I think it solves the issue with the Stream locking up/going to a black screen.
It seems like the TiVo row customization process donks up the main home screen process eventually. I haven't had any of those issues since I did this but that's a bit anecdotal I guess.


----------



## AussieFigjam

cybergrimes said:


> I think it solves the issue with the Stream locking up/going to a black screen.
> It seems like the TiVo row customization process donks up the main home screen process eventually. I haven't had any of those issues since I did this but that's a bit anecdotal I guess.


I can +1 that. After I disabled the Tivo Stream app on the home screen, I no longer saw any lockups or black screen when returning to home. I has been over a week now, and I saw it at least once a day before that.

This kind-of makes sense, after all this is a stock Android TV OS on a fairly standard chip; the only thing that makes the Tivo different is the Tivo stream app it inserts in to the home screen (and doesn't let you remove). The other nice side-effect of disabling it is that it now lets you move (or remove) some other apps like Netflix from the favorites list. Obviously somehow the Tivo Stream is inserting itself in to the home screen code to at least prevent you from moving or removing certain things from favorites, which seems to be more evidence to me that it is the cause of the black screen.

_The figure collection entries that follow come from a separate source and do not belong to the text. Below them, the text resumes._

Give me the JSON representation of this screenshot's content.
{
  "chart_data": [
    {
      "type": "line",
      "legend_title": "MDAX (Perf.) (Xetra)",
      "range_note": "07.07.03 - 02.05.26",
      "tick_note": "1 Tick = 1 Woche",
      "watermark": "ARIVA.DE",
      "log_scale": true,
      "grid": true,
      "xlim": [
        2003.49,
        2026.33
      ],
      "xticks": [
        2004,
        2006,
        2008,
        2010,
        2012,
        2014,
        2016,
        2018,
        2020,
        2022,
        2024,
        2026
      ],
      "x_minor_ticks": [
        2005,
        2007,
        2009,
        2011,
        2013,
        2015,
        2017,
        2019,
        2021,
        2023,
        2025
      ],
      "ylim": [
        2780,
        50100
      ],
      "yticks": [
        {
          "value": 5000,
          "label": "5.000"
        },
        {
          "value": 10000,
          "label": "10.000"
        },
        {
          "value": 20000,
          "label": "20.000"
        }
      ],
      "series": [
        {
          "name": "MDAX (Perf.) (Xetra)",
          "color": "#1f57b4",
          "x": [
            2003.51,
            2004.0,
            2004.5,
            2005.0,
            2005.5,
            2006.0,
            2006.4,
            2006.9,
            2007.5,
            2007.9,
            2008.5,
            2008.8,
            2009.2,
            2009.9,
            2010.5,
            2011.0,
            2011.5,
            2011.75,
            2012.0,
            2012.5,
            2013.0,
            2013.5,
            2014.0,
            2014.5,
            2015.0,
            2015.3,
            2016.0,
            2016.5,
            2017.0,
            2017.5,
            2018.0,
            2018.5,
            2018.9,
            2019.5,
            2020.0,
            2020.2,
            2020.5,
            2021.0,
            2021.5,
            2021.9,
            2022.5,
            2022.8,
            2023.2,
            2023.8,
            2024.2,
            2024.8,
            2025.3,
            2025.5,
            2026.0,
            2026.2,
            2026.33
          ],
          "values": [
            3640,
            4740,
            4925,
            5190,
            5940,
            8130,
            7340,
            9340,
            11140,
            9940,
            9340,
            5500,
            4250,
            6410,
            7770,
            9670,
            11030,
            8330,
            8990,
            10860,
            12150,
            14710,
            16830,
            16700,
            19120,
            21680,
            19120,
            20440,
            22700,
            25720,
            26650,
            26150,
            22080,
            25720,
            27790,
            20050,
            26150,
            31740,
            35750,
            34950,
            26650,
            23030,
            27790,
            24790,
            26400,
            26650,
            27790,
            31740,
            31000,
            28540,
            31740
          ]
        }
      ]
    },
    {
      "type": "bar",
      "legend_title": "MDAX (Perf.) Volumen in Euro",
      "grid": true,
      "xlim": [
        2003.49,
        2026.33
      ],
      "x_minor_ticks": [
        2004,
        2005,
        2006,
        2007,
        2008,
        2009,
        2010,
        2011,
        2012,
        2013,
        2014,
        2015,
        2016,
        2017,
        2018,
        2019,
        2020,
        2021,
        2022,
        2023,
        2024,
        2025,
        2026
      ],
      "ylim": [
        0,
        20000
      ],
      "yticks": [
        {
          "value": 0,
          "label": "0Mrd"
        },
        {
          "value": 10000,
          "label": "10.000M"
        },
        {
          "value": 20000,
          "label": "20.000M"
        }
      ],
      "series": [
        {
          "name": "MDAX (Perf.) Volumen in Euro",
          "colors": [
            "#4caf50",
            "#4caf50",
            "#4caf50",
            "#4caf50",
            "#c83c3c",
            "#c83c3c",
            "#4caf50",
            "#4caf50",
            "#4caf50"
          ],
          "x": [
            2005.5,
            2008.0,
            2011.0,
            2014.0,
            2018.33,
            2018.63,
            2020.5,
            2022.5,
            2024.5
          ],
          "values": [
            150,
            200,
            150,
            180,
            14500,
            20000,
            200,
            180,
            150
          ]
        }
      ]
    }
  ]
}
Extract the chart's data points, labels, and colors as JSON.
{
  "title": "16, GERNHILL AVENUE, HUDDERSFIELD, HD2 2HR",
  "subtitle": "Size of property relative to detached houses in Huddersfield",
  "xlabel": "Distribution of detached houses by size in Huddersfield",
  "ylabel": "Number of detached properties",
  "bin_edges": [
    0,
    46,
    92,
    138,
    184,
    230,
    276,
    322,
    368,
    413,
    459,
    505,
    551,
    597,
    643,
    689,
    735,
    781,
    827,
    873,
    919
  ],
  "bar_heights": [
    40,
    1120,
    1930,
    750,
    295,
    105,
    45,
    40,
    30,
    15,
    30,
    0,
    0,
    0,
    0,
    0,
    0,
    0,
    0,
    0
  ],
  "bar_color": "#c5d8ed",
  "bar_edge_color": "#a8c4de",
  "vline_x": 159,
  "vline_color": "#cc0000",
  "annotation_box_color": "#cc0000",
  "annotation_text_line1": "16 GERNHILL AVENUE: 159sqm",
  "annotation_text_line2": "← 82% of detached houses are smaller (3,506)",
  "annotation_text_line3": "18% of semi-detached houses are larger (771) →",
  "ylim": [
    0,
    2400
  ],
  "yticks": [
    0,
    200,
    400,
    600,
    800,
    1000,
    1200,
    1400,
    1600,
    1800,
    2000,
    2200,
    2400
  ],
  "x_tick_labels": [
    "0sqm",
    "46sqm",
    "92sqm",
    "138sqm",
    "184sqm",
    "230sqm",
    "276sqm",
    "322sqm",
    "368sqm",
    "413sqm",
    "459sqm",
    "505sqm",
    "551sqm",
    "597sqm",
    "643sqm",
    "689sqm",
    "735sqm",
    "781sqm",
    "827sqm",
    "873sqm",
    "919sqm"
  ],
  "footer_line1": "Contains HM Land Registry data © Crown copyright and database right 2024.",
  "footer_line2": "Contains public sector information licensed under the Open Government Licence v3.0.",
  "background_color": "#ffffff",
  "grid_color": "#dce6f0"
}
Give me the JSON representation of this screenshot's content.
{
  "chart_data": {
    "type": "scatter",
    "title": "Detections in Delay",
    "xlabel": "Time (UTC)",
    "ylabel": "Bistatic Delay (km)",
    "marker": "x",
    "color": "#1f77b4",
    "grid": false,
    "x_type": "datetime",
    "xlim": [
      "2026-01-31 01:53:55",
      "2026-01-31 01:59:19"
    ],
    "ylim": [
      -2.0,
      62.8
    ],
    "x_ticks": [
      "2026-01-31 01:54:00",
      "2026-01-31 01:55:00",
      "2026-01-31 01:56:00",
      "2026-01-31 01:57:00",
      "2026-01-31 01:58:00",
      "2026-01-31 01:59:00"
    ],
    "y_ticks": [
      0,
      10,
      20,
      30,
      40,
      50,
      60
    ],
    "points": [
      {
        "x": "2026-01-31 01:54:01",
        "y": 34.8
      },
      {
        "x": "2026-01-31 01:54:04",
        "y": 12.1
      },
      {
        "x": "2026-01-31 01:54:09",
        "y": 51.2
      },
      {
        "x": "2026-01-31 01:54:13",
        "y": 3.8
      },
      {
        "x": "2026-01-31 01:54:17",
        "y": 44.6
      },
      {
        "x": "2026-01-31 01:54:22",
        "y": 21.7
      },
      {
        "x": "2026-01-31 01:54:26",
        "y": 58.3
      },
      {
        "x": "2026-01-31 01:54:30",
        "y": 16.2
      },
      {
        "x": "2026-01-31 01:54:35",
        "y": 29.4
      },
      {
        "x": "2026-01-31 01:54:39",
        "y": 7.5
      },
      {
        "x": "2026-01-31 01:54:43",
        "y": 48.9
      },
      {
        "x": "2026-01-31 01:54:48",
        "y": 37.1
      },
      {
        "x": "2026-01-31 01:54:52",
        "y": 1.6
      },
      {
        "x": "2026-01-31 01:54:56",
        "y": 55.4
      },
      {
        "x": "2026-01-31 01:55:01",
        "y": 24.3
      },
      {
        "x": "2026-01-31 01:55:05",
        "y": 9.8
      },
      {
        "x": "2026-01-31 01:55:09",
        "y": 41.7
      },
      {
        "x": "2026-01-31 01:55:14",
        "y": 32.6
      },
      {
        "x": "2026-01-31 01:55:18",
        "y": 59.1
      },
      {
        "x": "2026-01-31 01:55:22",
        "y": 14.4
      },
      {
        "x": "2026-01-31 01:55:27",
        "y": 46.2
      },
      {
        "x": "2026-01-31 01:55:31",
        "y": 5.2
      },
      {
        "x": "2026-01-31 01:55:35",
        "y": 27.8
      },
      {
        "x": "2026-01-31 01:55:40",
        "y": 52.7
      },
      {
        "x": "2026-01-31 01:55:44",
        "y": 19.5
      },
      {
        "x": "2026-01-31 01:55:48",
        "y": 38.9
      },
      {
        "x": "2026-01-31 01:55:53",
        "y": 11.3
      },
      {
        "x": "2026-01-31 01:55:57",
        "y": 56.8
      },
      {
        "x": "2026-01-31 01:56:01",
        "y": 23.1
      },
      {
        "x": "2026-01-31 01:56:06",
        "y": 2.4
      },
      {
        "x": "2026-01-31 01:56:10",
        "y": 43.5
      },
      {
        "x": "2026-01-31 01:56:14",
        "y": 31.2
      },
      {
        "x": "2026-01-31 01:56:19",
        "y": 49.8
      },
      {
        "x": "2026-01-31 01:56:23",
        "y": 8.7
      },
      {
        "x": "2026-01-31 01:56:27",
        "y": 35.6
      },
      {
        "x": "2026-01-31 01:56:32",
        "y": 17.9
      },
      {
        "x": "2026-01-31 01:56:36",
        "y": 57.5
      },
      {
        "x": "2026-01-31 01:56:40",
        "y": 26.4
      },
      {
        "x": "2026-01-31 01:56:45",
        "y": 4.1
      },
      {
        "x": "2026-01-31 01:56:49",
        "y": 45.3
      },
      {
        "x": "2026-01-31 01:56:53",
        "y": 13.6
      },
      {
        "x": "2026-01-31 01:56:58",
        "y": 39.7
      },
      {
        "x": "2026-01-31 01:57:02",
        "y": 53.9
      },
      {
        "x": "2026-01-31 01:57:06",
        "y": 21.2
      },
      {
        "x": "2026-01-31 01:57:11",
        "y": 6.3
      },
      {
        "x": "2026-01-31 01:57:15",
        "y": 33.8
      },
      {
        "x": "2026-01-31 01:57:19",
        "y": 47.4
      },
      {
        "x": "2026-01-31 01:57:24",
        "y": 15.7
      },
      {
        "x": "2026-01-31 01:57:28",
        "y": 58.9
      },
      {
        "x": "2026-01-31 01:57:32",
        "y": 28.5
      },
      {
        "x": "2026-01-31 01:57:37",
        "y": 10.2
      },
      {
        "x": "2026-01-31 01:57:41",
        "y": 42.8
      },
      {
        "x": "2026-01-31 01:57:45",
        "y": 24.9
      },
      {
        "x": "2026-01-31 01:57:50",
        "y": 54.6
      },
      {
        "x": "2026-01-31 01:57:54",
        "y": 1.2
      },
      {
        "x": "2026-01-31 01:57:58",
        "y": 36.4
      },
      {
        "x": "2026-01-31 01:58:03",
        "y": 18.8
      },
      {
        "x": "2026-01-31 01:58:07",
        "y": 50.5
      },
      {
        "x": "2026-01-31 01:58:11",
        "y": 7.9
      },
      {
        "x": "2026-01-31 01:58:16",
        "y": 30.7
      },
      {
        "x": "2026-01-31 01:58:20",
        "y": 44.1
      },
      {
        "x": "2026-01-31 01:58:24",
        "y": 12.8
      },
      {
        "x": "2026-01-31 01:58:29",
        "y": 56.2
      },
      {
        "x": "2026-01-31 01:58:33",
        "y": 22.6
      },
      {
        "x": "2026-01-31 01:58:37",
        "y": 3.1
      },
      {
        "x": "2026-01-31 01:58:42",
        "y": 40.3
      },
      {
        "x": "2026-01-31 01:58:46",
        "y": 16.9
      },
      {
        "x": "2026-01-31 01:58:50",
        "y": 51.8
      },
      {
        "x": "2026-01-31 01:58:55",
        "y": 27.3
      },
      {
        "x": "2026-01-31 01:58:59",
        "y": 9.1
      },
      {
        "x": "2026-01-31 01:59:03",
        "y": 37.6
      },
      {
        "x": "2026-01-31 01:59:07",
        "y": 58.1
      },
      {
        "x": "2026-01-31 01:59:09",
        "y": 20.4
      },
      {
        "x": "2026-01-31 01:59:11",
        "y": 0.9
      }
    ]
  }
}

BTW: even after doing this, you can still just hit the Tivo key if you want to run the Tivo Stream app, so it's not like you are losing out on anything. I see no reason not to make this customization.


----------



## cwoody222

This is so much better! Thanks!


----------



## d_anders

Have any of you that have done this, have you've seen this help address the TV wakeup issues? I'm curious if this same injection into the home screen also wakes up the device and thus the TV too through the CEC settings? I'm purely speculating and I know TiVo is supposed to be working on that too. I'm just curious if they are related?


----------



## Son Vegitto

After disabling "com.tivo.tvlaunchercustomization" on two different devices, I noticed that the Android tv home screen background is different on each. On one, the background is an orange / purple color. On my other device, it is just black. 

Anyone know why the two Stream 4k devices have differing backgrounds?


----------